Since the Act was enforced, many Aboriginal people have expressed their dissatisfaction and discontent towards Native Title legislation and processes, feeling that it is totally unfair and unjust. Many Aboriginal’s believe that the European colonisation of this nation was done by unauthorised forceful invasion. Further, that Australia’s common law history has involved and maintains the oppression of Aboriginal people and suppression of our First Nation Sovereignty. Last but not least, many feel that the Native Title act is a vehicle of injustice and is about the validating and legalising the many crimes and injustices committed against Aboriginal people and their places throughout European colonial history.
I quote prominent Aboriginal leader and elder, Gary Foley, “Native Title is not land rights, reconciliation is not justice.” Will this nation and its law ever accept fully and realise through just address the truth of its history?
When it is considered from the basis of fair equitable and proper justice, the historical case of Mabo addressed the issue of terra nullius.

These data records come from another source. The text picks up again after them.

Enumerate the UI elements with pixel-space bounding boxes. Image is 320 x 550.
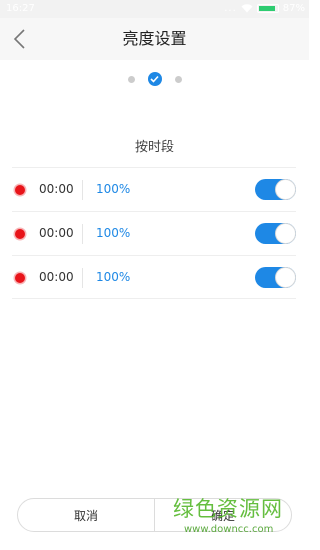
schedule-time[interactable]: 00:00 — [39, 182, 74, 196]
row-divider — [82, 268, 83, 288]
battery-level — [258, 6, 275, 11]
schedule-toggle[interactable] — [255, 179, 296, 200]
schedule-time[interactable]: 00:00 — [39, 270, 74, 284]
row-divider — [82, 224, 83, 244]
schedule-list: 00:00 100% 00:00 100% 00:00 100% — [12, 167, 296, 299]
schedule-toggle[interactable] — [255, 267, 296, 288]
schedule-brightness[interactable]: 100% — [96, 182, 130, 196]
step-active-check-icon — [147, 72, 162, 86]
signal-dots-icon: ... — [224, 3, 237, 14]
toggle-knob — [275, 223, 296, 244]
header: 亮度设置 — [0, 18, 309, 60]
schedule-brightness[interactable]: 100% — [96, 226, 130, 240]
section-label: 按时段 — [134, 140, 174, 155]
toggle-knob — [275, 267, 296, 288]
step-dot — [174, 75, 182, 83]
bottom-button-bar: 取消 确定 — [17, 498, 292, 532]
toggle-knob — [275, 179, 296, 200]
red-dot-icon — [15, 229, 25, 239]
step-indicator — [0, 71, 309, 87]
red-dot-icon — [15, 185, 25, 195]
row-divider — [82, 180, 83, 200]
schedule-brightness[interactable]: 100% — [96, 270, 130, 284]
page-title: 亮度设置 — [122, 29, 187, 48]
cancel-button[interactable]: 取消 — [18, 499, 154, 531]
schedule-time[interactable]: 00:00 — [39, 226, 74, 240]
schedule-toggle[interactable] — [255, 223, 296, 244]
red-dot-icon — [15, 273, 25, 283]
status-icons: ... 87% — [224, 3, 305, 14]
battery-icon — [256, 4, 279, 13]
battery-percent: 87% — [282, 3, 305, 14]
wifi-icon — [241, 4, 253, 13]
step-dot — [127, 75, 135, 83]
schedule-row[interactable]: 00:00 100% — [12, 211, 296, 255]
confirm-button[interactable]: 确定 — [154, 499, 291, 531]
schedule-row[interactable]: 00:00 100% — [12, 255, 296, 299]
status-time: 16:27 — [6, 3, 35, 14]
status-bar: 16:27 ... 87% — [0, 0, 309, 18]
schedule-row[interactable]: 00:00 100% — [12, 167, 296, 211]
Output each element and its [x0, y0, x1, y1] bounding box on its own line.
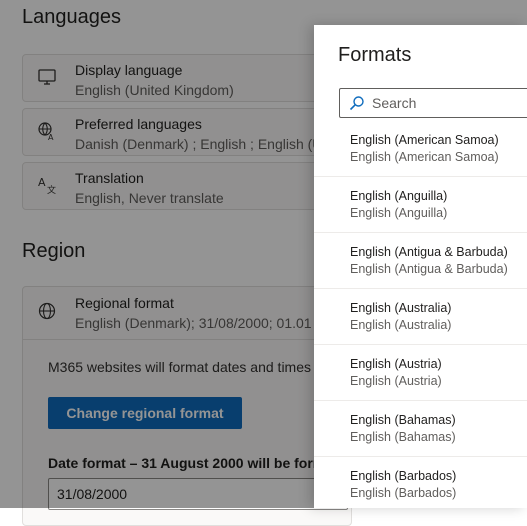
list-item[interactable]: English (Barbados) English (Barbados) — [314, 457, 527, 508]
format-name: English (Barbados) — [350, 469, 457, 483]
list-item[interactable]: English (Antigua & Barbuda) English (Ant… — [314, 233, 527, 289]
list-item[interactable]: English (Anguilla) English (Anguilla) — [314, 177, 527, 233]
format-name: English (American Samoa) — [350, 133, 499, 147]
format-native-name: English (American Samoa) — [350, 150, 499, 164]
list-item[interactable]: English (American Samoa) English (Americ… — [314, 121, 527, 177]
format-name: English (Antigua & Barbuda) — [350, 245, 508, 259]
format-name: English (Australia) — [350, 301, 452, 315]
format-name: English (Austria) — [350, 357, 442, 371]
formats-panel: Formats English (American Samoa) English… — [314, 25, 527, 508]
format-native-name: English (Bahamas) — [350, 430, 456, 444]
format-name: English (Anguilla) — [350, 189, 448, 203]
search-icon — [349, 96, 364, 111]
formats-list: English (American Samoa) English (Americ… — [314, 121, 527, 508]
list-item[interactable]: English (Australia) English (Australia) — [314, 289, 527, 345]
format-native-name: English (Austria) — [350, 374, 442, 388]
format-native-name: English (Australia) — [350, 318, 452, 332]
format-native-name: English (Antigua & Barbuda) — [350, 262, 508, 276]
list-item[interactable]: English (Austria) English (Austria) — [314, 345, 527, 401]
format-native-name: English (Barbados) — [350, 486, 457, 500]
search-input[interactable] — [372, 92, 527, 114]
format-native-name: English (Anguilla) — [350, 206, 448, 220]
formats-panel-title: Formats — [338, 44, 412, 66]
search-box[interactable] — [339, 88, 527, 118]
list-item[interactable]: English (Bahamas) English (Bahamas) — [314, 401, 527, 457]
format-name: English (Bahamas) — [350, 413, 456, 427]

However, colonial history denies that there have been many attempts to conquer and suppress Aboriginal people with the use of force by way of an undeclared war to clear the country for colonisation. Aboriginal people have not received proper recognition or sufficient reparation and we have no Treaty.
Today not all Aboriginal people will be celebrating the Quandamooka claim determination. Not all Aboriginal people have consented to this consent determination, many feel a sense of anger, distress frustration and sadness. For the Aboriginal people that do not accept the decision of Australian Common Laws Quandamooka Native Title consent determination, we would like it recorded on the public record.
We do not all accept the consent determination of Quandamooka Native Title rights made by the Federal Court of Australia on 4 July 2011 as being settlement of our first nation sovereignty. We wish to have it noted that we fully legally reserve our first nation sovereign rights.